Guiding Principles for Good Machine Learning Practice

October 29, 2021 | Standards

The U.S. Food and Drug Administration (FDA), Health Canada, and the United Kingdom’s Medicines and Healthcare products Regulatory Agency (MHRA) have jointly identified 10 guiding principles that can inform the development of Good Machine Learning Practice (GMLP). These guiding principles will help promote safe, effective, and high-quality medical devices that use artificial intelligence and machine learning (AI/ML).

Guiding Principles

1. Multi-Disciplinary Expertise Is Leveraged Throughout the Total Product Life Cycle: An in-depth understanding of an intended integration of a model into clinical workflow, the desired benefits and patient associated risks, confirms that Machine Learning-enabled medical devices are safe and effective.

2. Good Software Engineering and Security Practices Are Implemented: Model design is implemented with attention to good software engineering practices, data quality assurance, data management, and robust cybersecurity practices.

3. Clinical Study Participants and Data Sets Are Representative of the Intended Patient Population: Data collection protocols should ensure that the relevant characteristics of the intended patient population, use, and measurement inputs are sufficiently represented in a sample of adequate size in the clinical study and training and test datasets, so that results can be reasonably generalized to the population of interest.

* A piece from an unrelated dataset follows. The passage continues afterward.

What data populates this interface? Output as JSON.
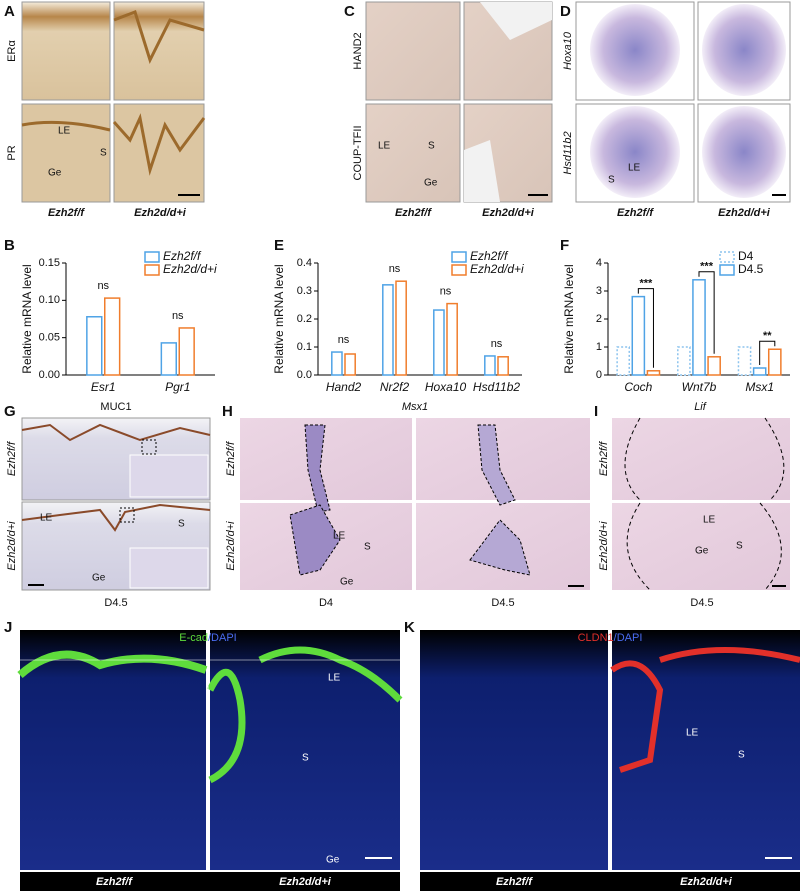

This is significant to manage any bias, endorse appropriate and generalizable performance across the intended patient population, assess usability, and identify circumstances where the model may underperform.

4. Training Data Sets Are Independent of Test Sets: Training and test datasets are selected and maintained to be appropriately independent of one another.

5. Selected Reference Datasets Are Based Upon Best Available Methods: Accepted, best available methods for developing a reference dataset ensure that clinically relevant and well characterized data are collected and the limitations of the reference are understood.

6. Model Design Is Tailored to the Available Data and Reflects the Intended Use of the Device: Model design should support the mitigation of known risks such as overfitting, performance degradation, and security risks.

7. Focus Is Placed on the Performance of the Human-AI Team: Where the model has a “human in the loop,” human factors considerations and the human interpretability of the model outputs are addressed with emphasis on the performance of the Human-AI team, rather than just the performance of the model in isolation.

8. Testing Demonstrates Device Performance during Clinically Relevant Conditions: Considerations include the intended patient population, key subgroups, the clinical environment, measurement inputs, and potential confounding factors.

9. Users Are Provided Clear, Essential Information: Users are provided with clear information such as the product’s intended use and indications, the data used to test and train the model, known limitations, and clinical workflow integration. Users are also made aware of device modifications and updates from real-world performance monitoring, the basis for decision-making when available, and a means to communicate product concerns to the developer.

10. Deployed Models Are Monitored for Performance and Re-training Risks are Managed: Deployed models are capable enough to be monitored in “real world” use with a focus on maintained or improved safety and performance.